"I am pleased to see that the rate of musculoskeletal disorders (MSDs) injuries and illnesses that resulted in days away from work showed a significant decline of 9.6 percent, greater than the overall decline of 7.6 percent for all lost workday injuries," said Secretary of Labor Elaine Chao.
The Department of Labor later issued a correction the rate of MSD injuries and illnesses that resulted in days away from work actually declined by only 8.5 percent, while the total number of MSDs fell by 9.6 percent.
While welcoming the news about falling MSD rates, Peg Seminario, the AFL-CIO's health and safety director, worried about the under-reporting of illnesses and injuries.

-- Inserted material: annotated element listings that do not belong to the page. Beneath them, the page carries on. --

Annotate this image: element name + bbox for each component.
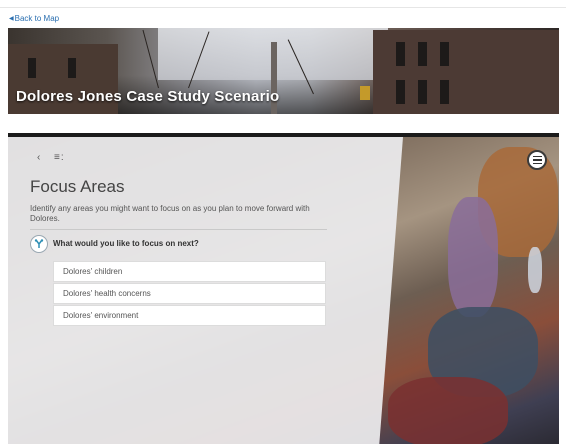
scene-bottle: [528, 247, 542, 293]
focus-areas-panel: ‹ ≡: Focus Areas Identify any areas you …: [8, 137, 403, 444]
header-banner: Dolores Jones Case Study Scenario: [8, 28, 559, 114]
triangle-left-icon: ◀: [9, 16, 14, 22]
focus-question: What would you like to focus on next?: [53, 239, 199, 248]
page-title: Dolores Jones Case Study Scenario: [16, 88, 280, 105]
banner-tree: [142, 29, 159, 89]
banner-window: [28, 58, 36, 78]
banner-window: [418, 80, 427, 104]
banner-window: [418, 42, 427, 66]
back-to-map-label: Back to Map: [14, 14, 60, 23]
hamburger-icon[interactable]: [527, 150, 547, 170]
back-to-map-link[interactable]: ◀ Back to Map: [9, 14, 59, 23]
option-health-concerns[interactable]: Dolores' health concerns: [53, 283, 326, 304]
banner-window: [440, 80, 449, 104]
banner-window: [440, 42, 449, 66]
option-environment[interactable]: Dolores' environment: [53, 305, 326, 326]
top-bar: [0, 0, 566, 8]
options-list: Dolores' children Dolores' health concer…: [53, 261, 326, 327]
banner-sign: [360, 86, 370, 100]
banner-window: [68, 58, 76, 78]
scene-curtain: [448, 197, 498, 317]
divider: [30, 229, 327, 230]
banner-window: [396, 42, 405, 66]
scenario-scene: ‹ ≡: Focus Areas Identify any areas you …: [8, 133, 559, 444]
option-children[interactable]: Dolores' children: [53, 261, 326, 282]
list-menu-icon[interactable]: ≡:: [54, 152, 65, 163]
panel-heading: Focus Areas: [30, 177, 125, 196]
chevron-left-icon[interactable]: ‹: [37, 152, 40, 163]
banner-window: [396, 80, 405, 104]
panel-description: Identify any areas you might want to foc…: [30, 204, 310, 223]
branch-icon: [30, 235, 48, 253]
scene-clutter: [388, 377, 508, 444]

"It's better to have the numbers coming down than the number going up," she said. "But not enough is being done to assure that the numbers are an accurate reflection of what's going on in the workplace."

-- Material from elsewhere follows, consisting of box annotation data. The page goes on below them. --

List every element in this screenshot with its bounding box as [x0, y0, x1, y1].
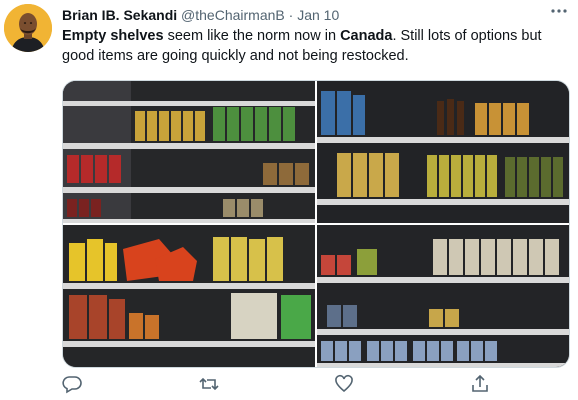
tweet-text: Empty shelves seem like the norm now in …	[62, 26, 562, 66]
photo-shelves-pasta[interactable]	[63, 225, 315, 367]
avatar-portrait	[4, 4, 52, 52]
reply-icon[interactable]	[62, 374, 84, 396]
more-options-icon[interactable]	[550, 2, 568, 25]
tweet-actions	[62, 374, 522, 396]
author-name[interactable]: Brian IB. Sekandi	[62, 7, 177, 23]
photo-shelves-tins[interactable]	[317, 225, 569, 367]
share-icon[interactable]	[470, 374, 492, 396]
text-bold-empty-shelves: Empty shelves	[62, 28, 164, 44]
media-grid	[62, 80, 570, 368]
like-icon[interactable]	[334, 374, 356, 396]
text-segment: seem like the norm now in	[163, 28, 341, 44]
tweet-header: Brian IB. Sekandi @theChairmanB · Jan 10	[62, 6, 548, 24]
author-handle[interactable]: @theChairmanB	[181, 7, 285, 23]
photo-shelves-canned[interactable]	[63, 81, 315, 223]
tweet-date[interactable]: Jan 10	[297, 7, 339, 23]
photo-shelves-oil[interactable]	[317, 81, 569, 223]
meta-separator: ·	[288, 7, 294, 23]
avatar[interactable]	[4, 4, 52, 52]
text-bold-canada: Canada	[340, 28, 393, 44]
retweet-icon[interactable]	[198, 374, 220, 396]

Seminario explained that vigorous enforcement of OSHA's recordkeeping standard seems to have fallen off in recent years.
"Especially since there's so much emphasis on these numbers with respect to the targeting of OSHA's enforcement effort and the evaluation of the agency's programs, it's more important than ever we have confidence in these numbers."
Some observers have been alarmed at the rise in the number of restricted work activity cases in recent years, prompting speculation that employers may be requiring workers to show up for restricted work for the same sort of injury that in the past would have led to a day away from work.
The 2001 numbers do not seem to support this hypothesis, however. In 2001, the number of restricted work cases declined by six percent from 2000. BLS does not break down restricted work cases by type of injury, so there is no way to know whether the number of MSDs that lead to restricted work is rising or falling.